From Coosa

Jennifer Elise Foerster

We travel his crumbling colonnades

by canoe, me and St. Marie de la Mer,

a scarlet macaw and polar bear

rescued into imaginary light.

We row to rewrite the continent’s

eroding edge of unattainable sound —

autumn’s chrysalis, the monarch’s remains,

and in the enemy’s gulf, dig for words —

hay meadow, flower-rich, oilseed rape.

This landscape’s quixotic orthography

spells Scipio’s spheres, his starbelt of milk,

moon’s eagle effigy, winged snake.

It is a question of legibility,

how we appear before we disappear —

with baskets of larkspur, lilies, violets

gathered for an infinite descent.

 

 

 

The turning point came early, bleary-eyed.

Turtle was already ahead of time,

collecting prickly trinkets of beauty,

the night’s beaded intertidal chitons.

With first light came first waves of departures —

they folded their fishnets, flutes and arrows,

eclipsed the sun’s primordial escape.

We knew no one was coming to help us.

I was shielding my daughter from the rain.

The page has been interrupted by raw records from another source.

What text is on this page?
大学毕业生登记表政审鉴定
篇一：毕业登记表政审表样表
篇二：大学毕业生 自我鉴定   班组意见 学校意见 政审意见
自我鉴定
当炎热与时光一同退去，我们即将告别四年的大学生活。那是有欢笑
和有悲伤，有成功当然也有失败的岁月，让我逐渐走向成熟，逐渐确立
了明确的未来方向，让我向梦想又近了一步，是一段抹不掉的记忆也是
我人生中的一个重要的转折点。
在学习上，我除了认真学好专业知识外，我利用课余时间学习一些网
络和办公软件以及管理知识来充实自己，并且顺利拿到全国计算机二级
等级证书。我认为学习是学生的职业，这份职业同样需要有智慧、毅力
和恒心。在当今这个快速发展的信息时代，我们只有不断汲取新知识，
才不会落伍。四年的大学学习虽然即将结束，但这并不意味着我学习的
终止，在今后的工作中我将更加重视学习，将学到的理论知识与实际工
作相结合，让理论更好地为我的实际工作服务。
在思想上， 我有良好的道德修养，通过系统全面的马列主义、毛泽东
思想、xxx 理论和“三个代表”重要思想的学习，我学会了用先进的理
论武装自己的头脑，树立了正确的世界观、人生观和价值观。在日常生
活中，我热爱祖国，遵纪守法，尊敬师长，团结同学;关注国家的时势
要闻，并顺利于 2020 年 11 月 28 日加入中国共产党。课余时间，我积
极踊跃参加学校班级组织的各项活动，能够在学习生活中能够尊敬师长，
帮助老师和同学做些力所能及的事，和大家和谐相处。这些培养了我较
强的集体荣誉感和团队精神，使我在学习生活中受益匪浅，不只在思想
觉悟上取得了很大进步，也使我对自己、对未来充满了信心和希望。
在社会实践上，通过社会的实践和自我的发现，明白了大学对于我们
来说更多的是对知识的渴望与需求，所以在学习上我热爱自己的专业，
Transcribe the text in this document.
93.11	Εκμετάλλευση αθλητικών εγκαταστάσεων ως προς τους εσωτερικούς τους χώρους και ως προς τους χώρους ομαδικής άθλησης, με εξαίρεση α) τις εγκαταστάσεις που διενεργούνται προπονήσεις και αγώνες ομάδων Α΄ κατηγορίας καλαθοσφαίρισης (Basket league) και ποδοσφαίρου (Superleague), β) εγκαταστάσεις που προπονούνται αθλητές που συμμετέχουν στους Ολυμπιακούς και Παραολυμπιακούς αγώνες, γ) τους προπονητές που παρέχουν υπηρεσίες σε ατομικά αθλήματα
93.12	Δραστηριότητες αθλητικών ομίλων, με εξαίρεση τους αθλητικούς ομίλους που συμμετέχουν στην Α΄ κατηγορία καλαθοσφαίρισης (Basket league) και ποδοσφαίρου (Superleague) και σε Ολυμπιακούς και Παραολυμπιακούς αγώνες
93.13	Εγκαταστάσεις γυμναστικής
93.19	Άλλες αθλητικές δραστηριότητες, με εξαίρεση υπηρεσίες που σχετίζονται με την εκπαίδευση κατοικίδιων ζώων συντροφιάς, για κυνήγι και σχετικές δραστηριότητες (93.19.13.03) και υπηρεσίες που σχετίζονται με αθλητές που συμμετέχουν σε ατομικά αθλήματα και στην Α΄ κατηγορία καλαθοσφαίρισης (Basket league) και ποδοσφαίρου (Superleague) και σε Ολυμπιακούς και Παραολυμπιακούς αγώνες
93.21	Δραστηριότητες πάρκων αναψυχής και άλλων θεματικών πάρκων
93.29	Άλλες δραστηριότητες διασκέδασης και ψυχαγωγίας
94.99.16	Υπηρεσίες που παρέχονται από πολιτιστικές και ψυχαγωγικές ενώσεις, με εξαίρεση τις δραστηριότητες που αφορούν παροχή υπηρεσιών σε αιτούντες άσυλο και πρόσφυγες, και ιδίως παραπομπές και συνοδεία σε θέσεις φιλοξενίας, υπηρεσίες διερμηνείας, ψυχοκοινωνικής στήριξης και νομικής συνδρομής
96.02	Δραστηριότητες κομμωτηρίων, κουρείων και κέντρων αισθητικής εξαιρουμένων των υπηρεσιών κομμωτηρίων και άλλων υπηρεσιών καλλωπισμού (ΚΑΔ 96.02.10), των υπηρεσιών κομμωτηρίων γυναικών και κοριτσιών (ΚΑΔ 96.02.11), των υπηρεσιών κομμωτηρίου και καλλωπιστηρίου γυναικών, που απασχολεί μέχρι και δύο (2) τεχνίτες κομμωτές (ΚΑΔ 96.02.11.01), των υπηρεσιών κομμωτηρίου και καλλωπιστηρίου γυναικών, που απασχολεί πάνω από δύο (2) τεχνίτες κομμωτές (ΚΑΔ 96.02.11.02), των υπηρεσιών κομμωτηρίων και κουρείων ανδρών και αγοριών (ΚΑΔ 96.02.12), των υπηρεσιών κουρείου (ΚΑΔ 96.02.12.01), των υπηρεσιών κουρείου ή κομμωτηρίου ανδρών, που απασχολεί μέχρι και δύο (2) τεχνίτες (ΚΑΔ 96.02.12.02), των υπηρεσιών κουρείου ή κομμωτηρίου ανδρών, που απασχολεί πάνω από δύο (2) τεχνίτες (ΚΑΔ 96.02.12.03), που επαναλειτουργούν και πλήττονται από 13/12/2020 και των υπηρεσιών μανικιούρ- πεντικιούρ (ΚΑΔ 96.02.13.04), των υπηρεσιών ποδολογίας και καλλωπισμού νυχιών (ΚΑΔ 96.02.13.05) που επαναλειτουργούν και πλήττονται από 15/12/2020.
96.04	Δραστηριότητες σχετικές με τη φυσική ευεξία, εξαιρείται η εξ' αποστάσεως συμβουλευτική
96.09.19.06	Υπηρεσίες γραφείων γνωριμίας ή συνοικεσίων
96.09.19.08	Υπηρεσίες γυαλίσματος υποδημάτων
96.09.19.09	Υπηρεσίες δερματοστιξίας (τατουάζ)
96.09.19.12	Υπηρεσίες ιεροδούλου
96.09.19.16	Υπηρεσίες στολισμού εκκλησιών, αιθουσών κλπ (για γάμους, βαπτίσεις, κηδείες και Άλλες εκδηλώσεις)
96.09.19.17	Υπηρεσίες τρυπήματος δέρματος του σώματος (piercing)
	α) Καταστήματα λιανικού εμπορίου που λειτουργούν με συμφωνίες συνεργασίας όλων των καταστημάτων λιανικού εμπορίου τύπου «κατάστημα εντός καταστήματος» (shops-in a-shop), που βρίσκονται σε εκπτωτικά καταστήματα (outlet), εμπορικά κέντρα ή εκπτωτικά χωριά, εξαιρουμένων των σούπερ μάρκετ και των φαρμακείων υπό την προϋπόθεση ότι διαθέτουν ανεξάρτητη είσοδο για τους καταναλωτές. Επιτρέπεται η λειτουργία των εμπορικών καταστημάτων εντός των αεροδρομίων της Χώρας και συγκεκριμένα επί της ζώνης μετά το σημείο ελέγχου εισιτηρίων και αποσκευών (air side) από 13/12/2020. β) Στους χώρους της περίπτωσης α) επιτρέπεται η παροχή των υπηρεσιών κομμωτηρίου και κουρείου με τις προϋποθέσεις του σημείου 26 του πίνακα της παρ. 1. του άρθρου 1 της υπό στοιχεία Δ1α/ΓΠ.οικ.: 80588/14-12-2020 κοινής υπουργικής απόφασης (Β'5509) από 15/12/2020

All our old objects chained in their places:

the cracked face of a traded timepiece —

how we appear before we disappear,

an image captured for the quickening.

I would become my own coffin, for her

a raft. This was how they found us, after.

 

 

 

Add a new blanket of earth to the mound.

Sunflowers blooming from a trashy wash.

Sumpweed, knotweed, pigweed, ragweed, summer’s

signature: cenotaph, empty tomb.

The evening veil, a partial reveal —

moon’s eagle effigy, winged snake,

eclipse of sun’s primordial escape.

I echo the aspen’s crack and moan

as winter curls about its throat

to find precision’s fitful guise and pine

for lines where swerve the cold, gray streams of lead.

All lines that end undead, not callous, male

or stacked, are cliffs where crashed the cyclop’s head.

Were sleep to moor like once my mastless boat

in night’s dense harbor, diamond cradled, rocked.